My beloved grandfather died before Serena reached her peak and I know he would have adored her and followed her career closely. As someone whose work investigates intersections of gender, race and sports media, Serena and Venus Williams' experiences were always of utmost importance to me.

But reflecting on what Dr. Razack said, I also realize they encourage so many people to look at tennis because their relationship and their values and sisterly love reflected so many out there. After the sisters played a final game last week as doubles partners at the U.S. Open, tennis expert Merlisa Lawrence Corbett wrote in a piece for The Guardian: "It is fitting that they went out in the doubles on Thursday night in the same manner as they arrived more than two decades ago: as a team — the Williams sisters."

There are few sibling relationships I can think of which have impacted both their sport and the broader culture. Even as competitors, they put family first and ensured that their connection was strong. Serena has often credited the women in her life for being her role models, her foundation and her best friends.

In all her toughness and phenomenal athleticism, Serena has been a dedicated sister and doting mother. She tearfully reminded us about Venus after her final match: "She is the only reason that Serena Williams existed."


While we don't yet know what Venus' tennis plans are, we know that she is tightly bound to Serena's phenomenal career.

Watching one of the most powerful and impactful generational talents of our time be so vulnerable has endeared Serena Williams to fans.
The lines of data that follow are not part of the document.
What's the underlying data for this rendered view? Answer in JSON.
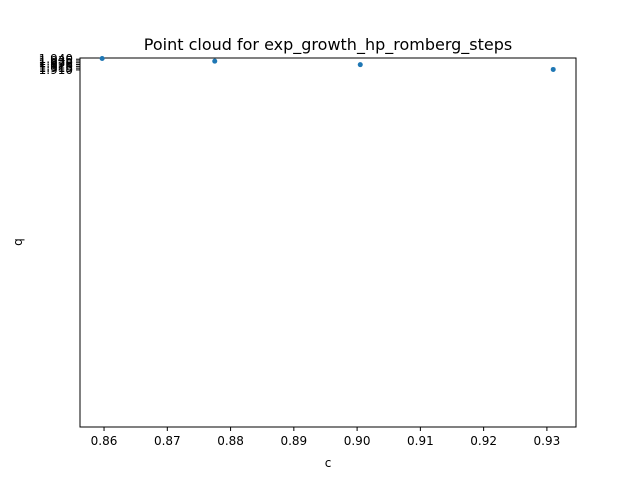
{
  "chart_data": {
    "type": "scatter",
    "title": "Point cloud for exp_growth_hp_romberg_steps",
    "xlabel": "c",
    "ylabel": "q",
    "xlim": [
      0.8562,
      0.9346
    ],
    "ylim": [
      0.9093,
      1.9434
    ],
    "x_ticks": [
      "0.86",
      "0.87",
      "0.88",
      "0.89",
      "0.90",
      "0.91",
      "0.92",
      "0.93"
    ],
    "y_ticks": [
      "1.910",
      "1.915",
      "1.920",
      "1.925",
      "1.930",
      "1.935",
      "1.940"
    ],
    "grid": false,
    "point_color": "#1f77b4",
    "points": [
      {
        "x": 0.8597,
        "y": 1.9421
      },
      {
        "x": 0.8775,
        "y": 1.9345
      },
      {
        "x": 0.9005,
        "y": 1.9247
      },
      {
        "x": 0.931,
        "y": 1.9113
      }
    ]
  }
}
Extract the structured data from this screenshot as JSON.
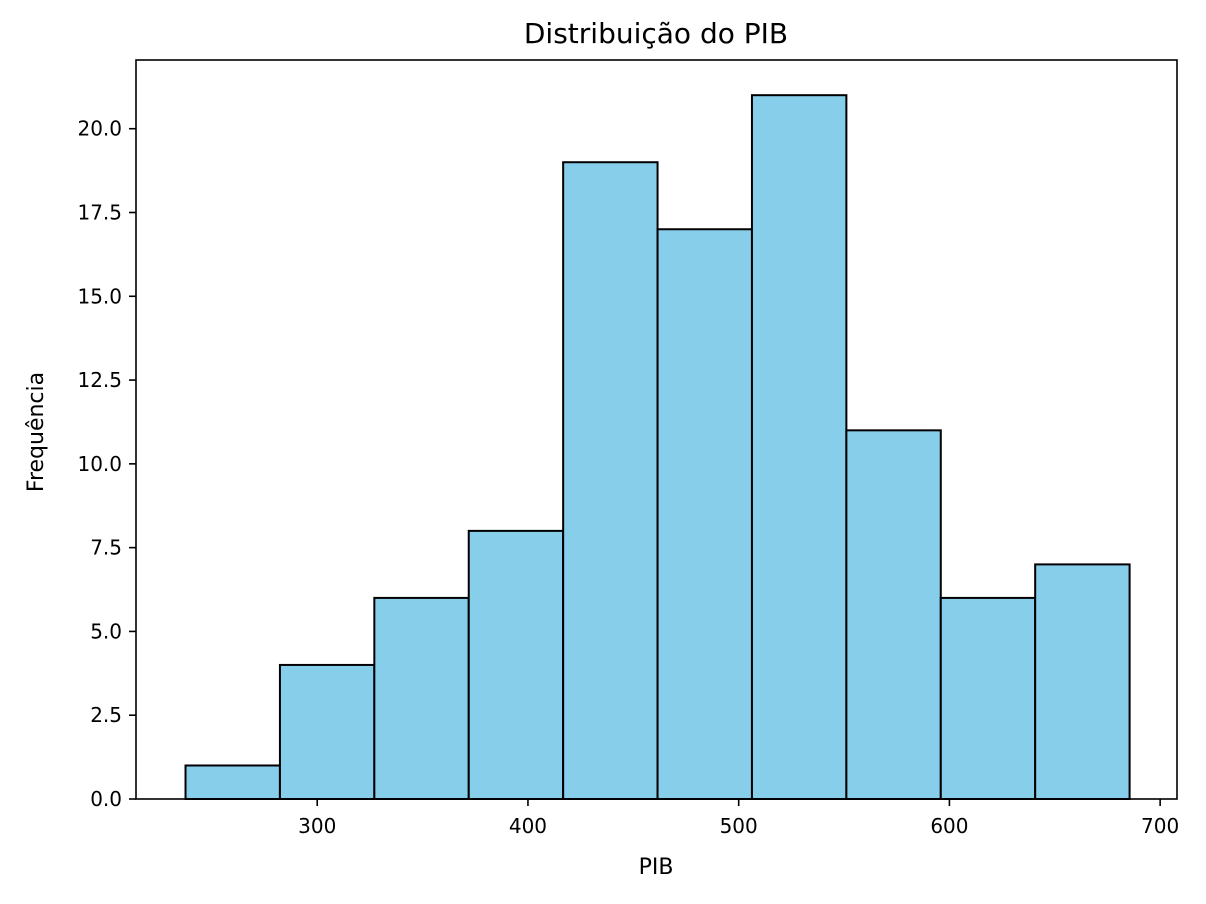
{
  "chart_data": {
    "type": "histogram",
    "title": "Distribuição do PIB",
    "xlabel": "PIB",
    "ylabel": "Frequência",
    "xlim": [
      214,
      708
    ],
    "ylim": [
      0,
      22.05
    ],
    "x_ticks": [
      300,
      400,
      500,
      600,
      700
    ],
    "x_tick_labels": [
      "300",
      "400",
      "500",
      "600",
      "700"
    ],
    "y_ticks": [
      0,
      2.5,
      5,
      7.5,
      10,
      12.5,
      15,
      17.5,
      20
    ],
    "y_tick_labels": [
      "0.0",
      "2.5",
      "5.0",
      "7.5",
      "10.0",
      "12.5",
      "15.0",
      "17.5",
      "20.0"
    ],
    "bin_edges": [
      237.5,
      282.3,
      327.1,
      371.9,
      416.7,
      461.5,
      506.3,
      551.1,
      595.9,
      640.7,
      685.5
    ],
    "values": [
      1,
      4,
      6,
      8,
      19,
      17,
      21,
      11,
      6,
      7
    ],
    "bar_color": "#87ceeb",
    "edge_color": "#000000",
    "grid": false,
    "legend": "none"
  }
}
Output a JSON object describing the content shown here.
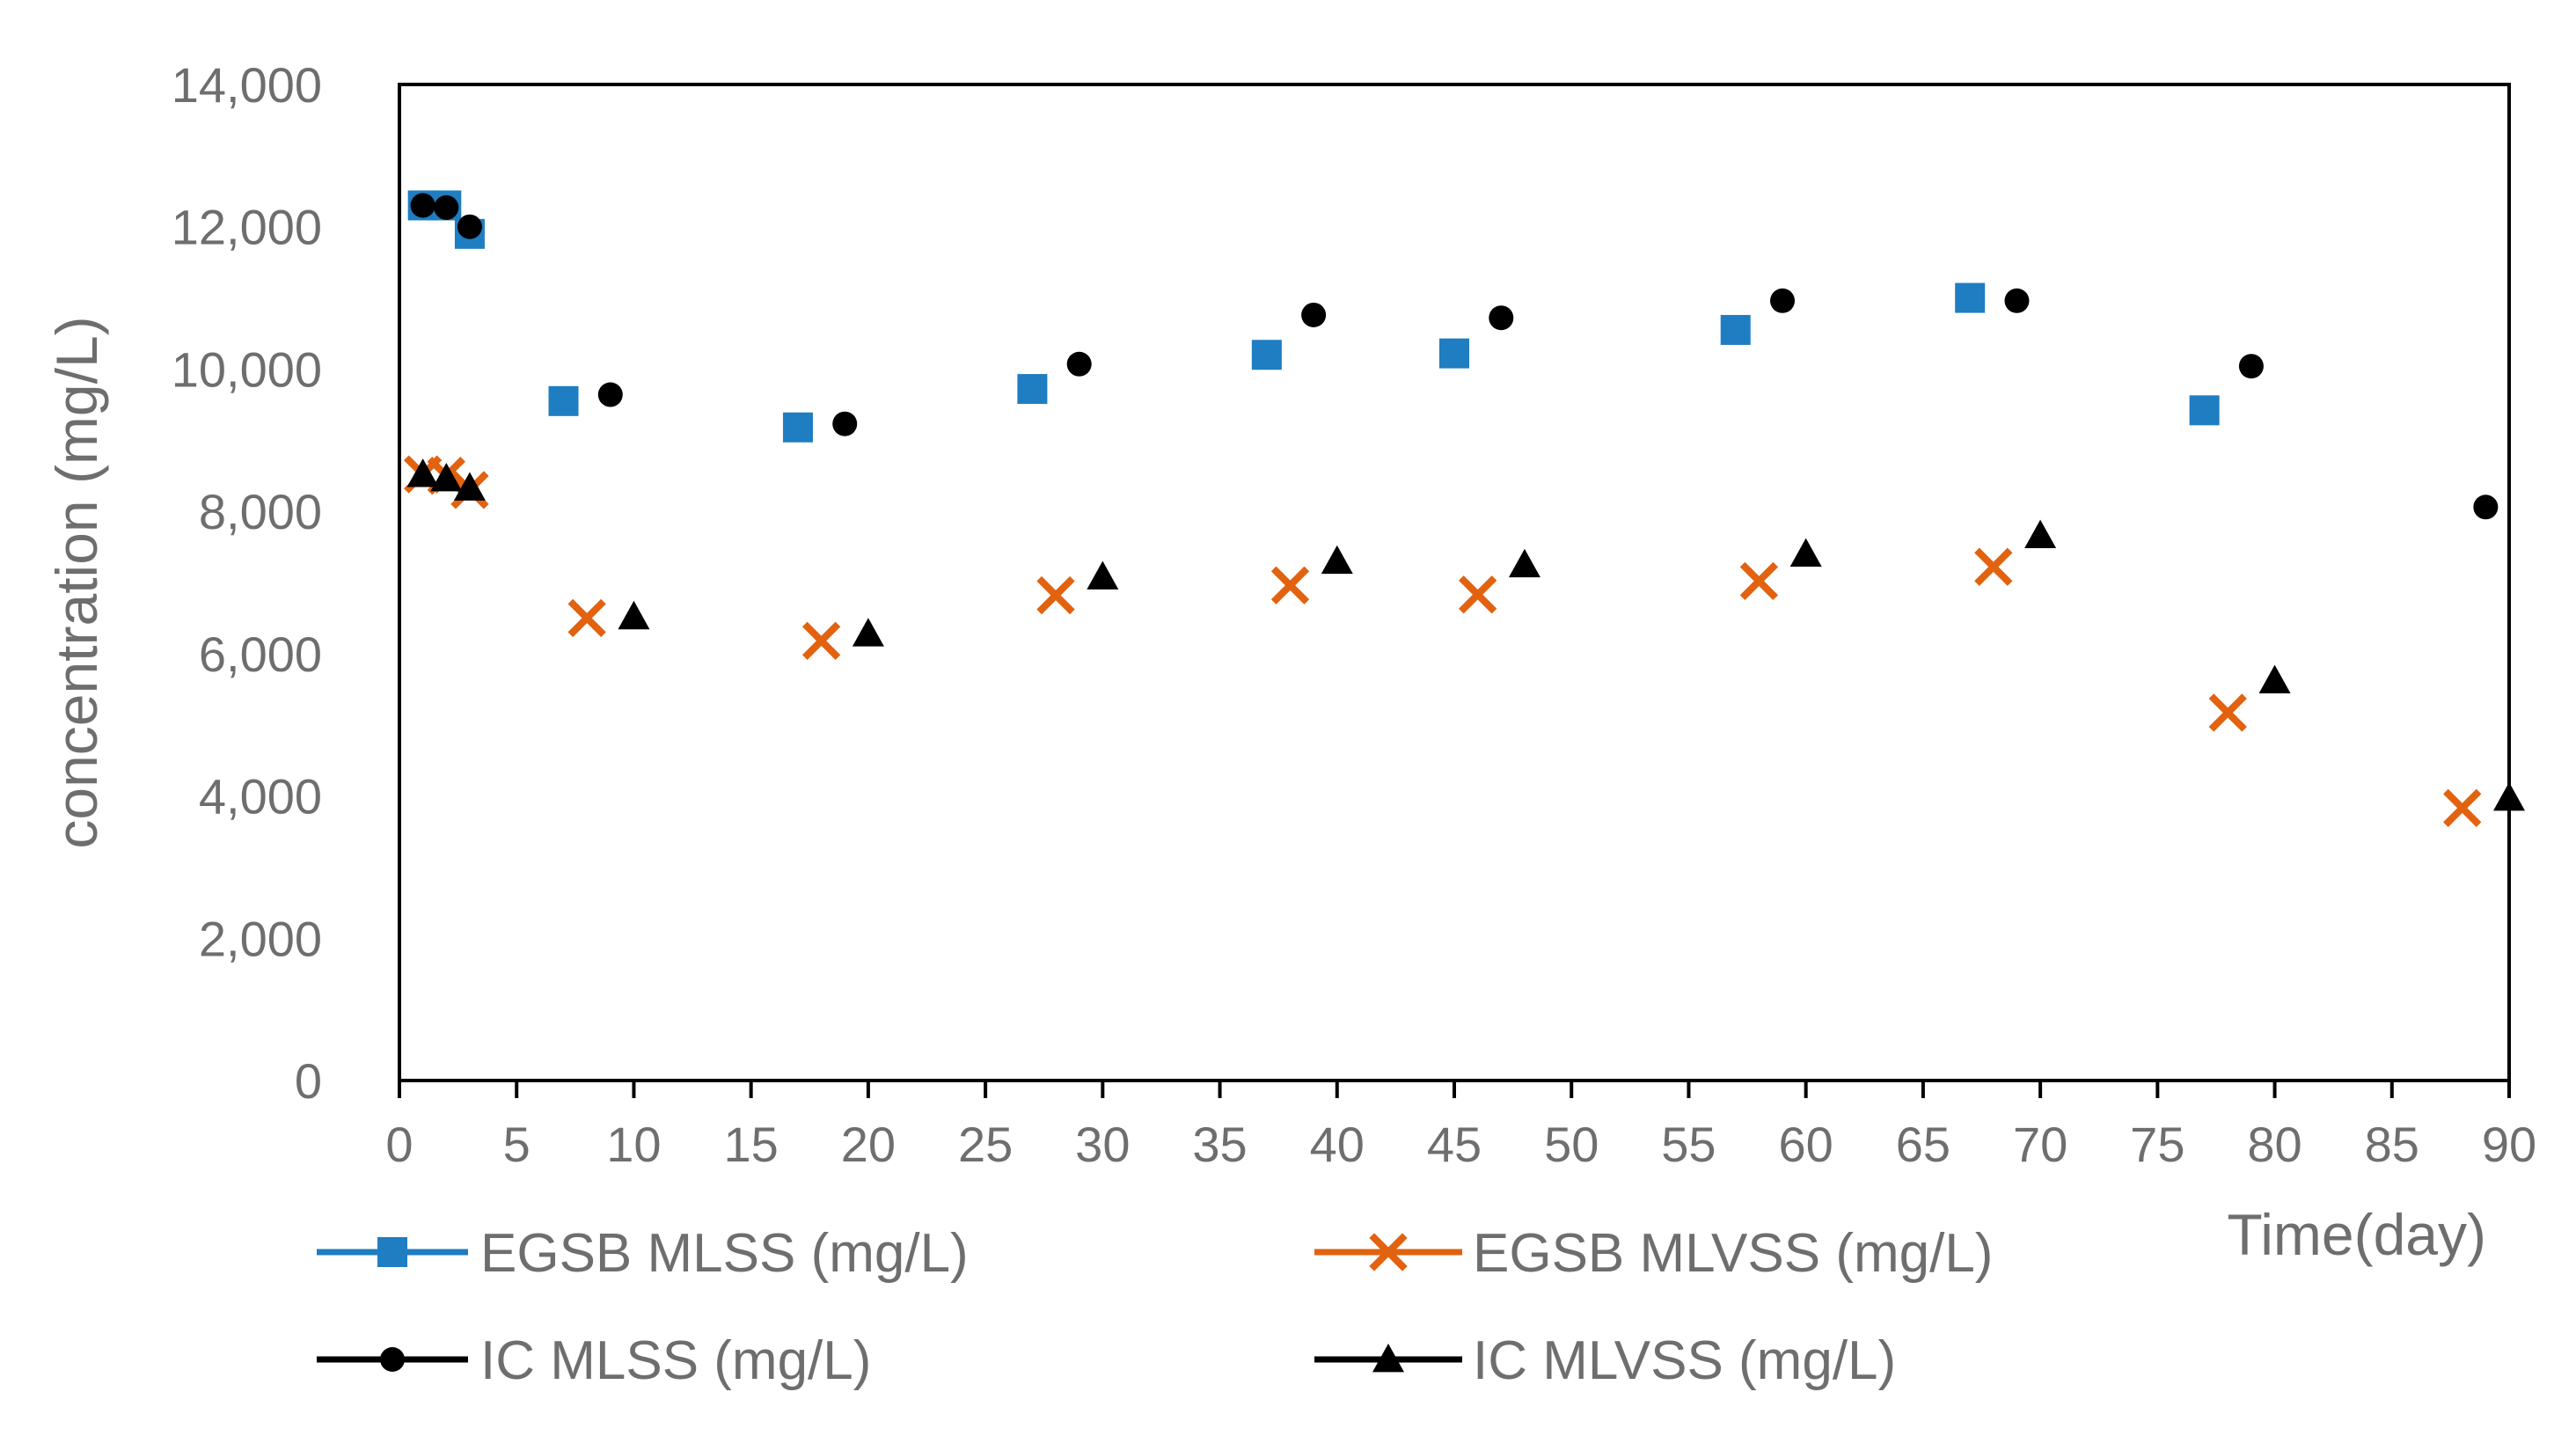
{
  "chart_data": {
    "type": "scatter",
    "title": "",
    "xlabel": "Time(day)",
    "ylabel": "concentration (mg/L)",
    "xlim": [
      0,
      90
    ],
    "ylim": [
      0,
      14000
    ],
    "x_ticks": [
      0,
      5,
      10,
      15,
      20,
      25,
      30,
      35,
      40,
      45,
      50,
      55,
      60,
      65,
      70,
      75,
      80,
      85,
      90
    ],
    "x_tick_labels": [
      "0",
      "5",
      "10",
      "15",
      "20",
      "25",
      "30",
      "35",
      "40",
      "45",
      "50",
      "55",
      "60",
      "65",
      "70",
      "75",
      "80",
      "85",
      "90"
    ],
    "y_ticks": [
      0,
      2000,
      4000,
      6000,
      8000,
      10000,
      12000,
      14000
    ],
    "y_tick_labels": [
      "0",
      "2,000",
      "4,000",
      "6,000",
      "8,000",
      "10,000",
      "12,000",
      "14,000"
    ],
    "grid": false,
    "legend_position": "bottom",
    "series": [
      {
        "name": "EGSB MLSS (mg/L)",
        "marker": "square",
        "color": "#1f7dc1",
        "x": [
          1,
          2,
          3,
          7,
          17,
          27,
          37,
          45,
          57,
          67,
          77
        ],
        "y": [
          12300,
          12300,
          11900,
          9550,
          9180,
          9720,
          10200,
          10220,
          10550,
          11000,
          9420
        ]
      },
      {
        "name": "EGSB MLVSS (mg/L)",
        "marker": "x",
        "color": "#e2620f",
        "x": [
          1,
          2,
          3,
          8,
          18,
          28,
          38,
          46,
          58,
          68,
          78,
          88
        ],
        "y": [
          8520,
          8500,
          8300,
          6500,
          6180,
          6820,
          6960,
          6830,
          7020,
          7220,
          5170,
          3830
        ]
      },
      {
        "name": "IC MLSS (mg/L)",
        "marker": "circle",
        "color": "#000000",
        "x": [
          1,
          2,
          3,
          9,
          19,
          29,
          39,
          47,
          59,
          69,
          79,
          89
        ],
        "y": [
          12300,
          12270,
          12000,
          9640,
          9230,
          10070,
          10760,
          10720,
          10960,
          10960,
          10040,
          8060
        ]
      },
      {
        "name": "IC MLVSS (mg/L)",
        "marker": "triangle",
        "color": "#000000",
        "x": [
          1,
          2,
          3,
          10,
          20,
          30,
          40,
          48,
          60,
          70,
          80,
          90
        ],
        "y": [
          8520,
          8460,
          8330,
          6520,
          6280,
          7080,
          7300,
          7250,
          7400,
          7660,
          5620,
          3970
        ]
      }
    ]
  }
}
The barriers and struggles she and Venus have faced have been the basis of academic research, contributions from Black tennis writers and above all, new generations of tennis players.

Among all of Serena's lessons to us, one of the most important is that despite tennis being a sport that can isolate a player, you can hold on to community and to family. That is something I cherish and respect. I never had a sister (I have two amazing sisters-in-law) but I have always dreamed of a relationship like Venus and Serena's. Many of my friends and cousins are like sisters to me. But to have a celebrity athlete cross so many lines of identity is rare. She is a phenomenal athlete, successful entrepreneur, and half of a power couple, but she is also a baby sister.